In a recent blog, we summarised why Subset exists: to enhance relationships and accelerate progress. Better saving, sharing and search means better relationships and more units of civilisational progress. In this post, we're doing something similarly simple. Instead of asking, "Why Subset?", we're asking, "What is Subset?"
Nikita Bier has a simple benchmark for such a devilishly tough question:
If you can't explain your app in fewer than 5 words, do you think your users will ever bother telling anyone about the app?
Before you have product-market fit, product development is not about "adding features"—but distilling a product to a simple marketable sentence. Adding features more often impairs growth.
We're on our way to meeting that standard, but we're not there yet. We haven't yet compressed Subset down to its densest, most communicable kernel. But we have done a little bit of street fighting mathematics and learned, when faced with tough problems, to relax the constraints in the name of progress. So we've answered a weaker form of the question above:
What type of thing is Subset?
Here's the negative answer, the type of thing Subset is not: a bookmarking tool, a read-later app, a note-taking or personal knowledge management system, an AI summariser, a task management widget, a content discovery platform, a sales and marketing suite, an enterprise automation solution, a news aggregator, an old school or new wave social media, an augment for creators, a community and collaboration entity.
Now here's the positive form, the type of thing Subset is:
A tool for third places
The "tool for" prefix comes from "tools for thought". As Maggie Appleton describes them:
[Their core function] appears to involve writing notes, connecting them to one another, exploring dynamic views, and then experiencing a kind of emergent wisdom. An enchanting promise.
"Third places" are environments distinct from home ("first place") and work ("second place"). Allie Conti says:
The term, which was coined by the sociologist Ray Oldenburg in the 1980s, essentially refers to a physical location other than work or home where there’s little to no financial barrier to entry and where conversation is the primary activity. The historical examples that Oldenburg cites in his book The Great Good Place include French cafés, German American beer gardens, and English pubs, all of which appeal to people from various walks of life.
Combining the two, we can define "tools for third places" as things that deepen and enrich both synchronous and asynchronous peer-to-peer interactions. Their core operations are the saving, sharing and searching of things we find, for a whole range of reasons, most interesting and arresting.
Here's an example: you're at a cafe, meeting a friend. Imagine the conversation you have. It will probably require the plucking of a phone from a pocket or purse in order to reference or find something. It will likely include an urge to pull out a magic glass rectangle and summon a sliver of the world's information to flavour the unfolding dialogue.
That's the norm. Relationships (new or old) are sequences of interactions that reference other things, from experiences and stories to places and products. This is mostly verbal but it often escalates to the exchange of digital representations of discussed or discussion-adjacent things.

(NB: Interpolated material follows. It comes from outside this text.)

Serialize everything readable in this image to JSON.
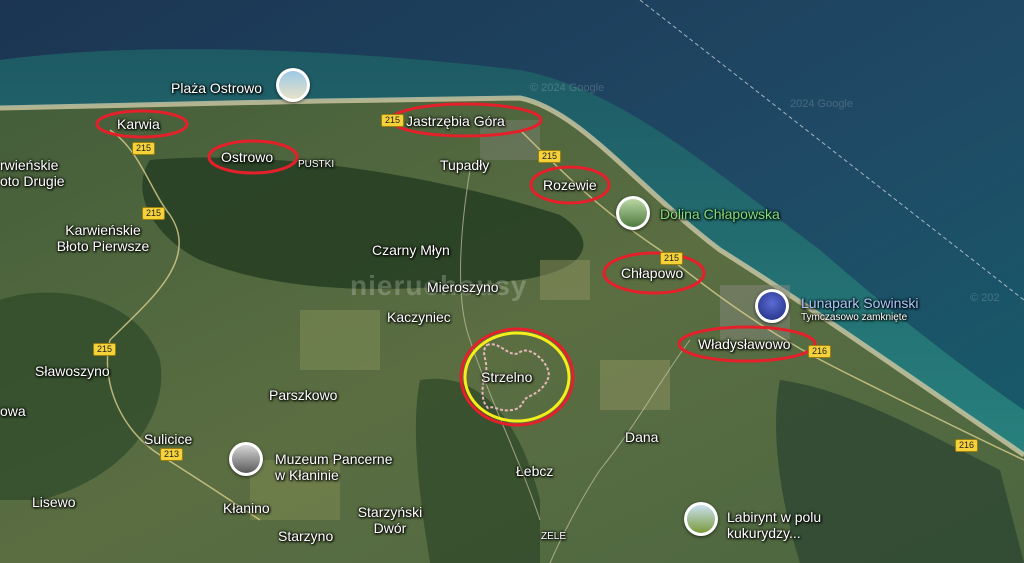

The technology we use makes this possible and adds some value, but it also adds unnecessary friction, interrupts flows and inputs irrelevance to an interaction. Even the liveliest yarn is murdered by a fumbling search for that picture, by an increasingly despairing mini-quest to find the name of that place, space, person or thing, and the dead time that accompanies it.
Not for much longer. Tools for third places, such as Subset, are coming. They'll eliminate friction, deepen connection and provide richer context in these scenarios. And our relationships and our cultures will be better for it.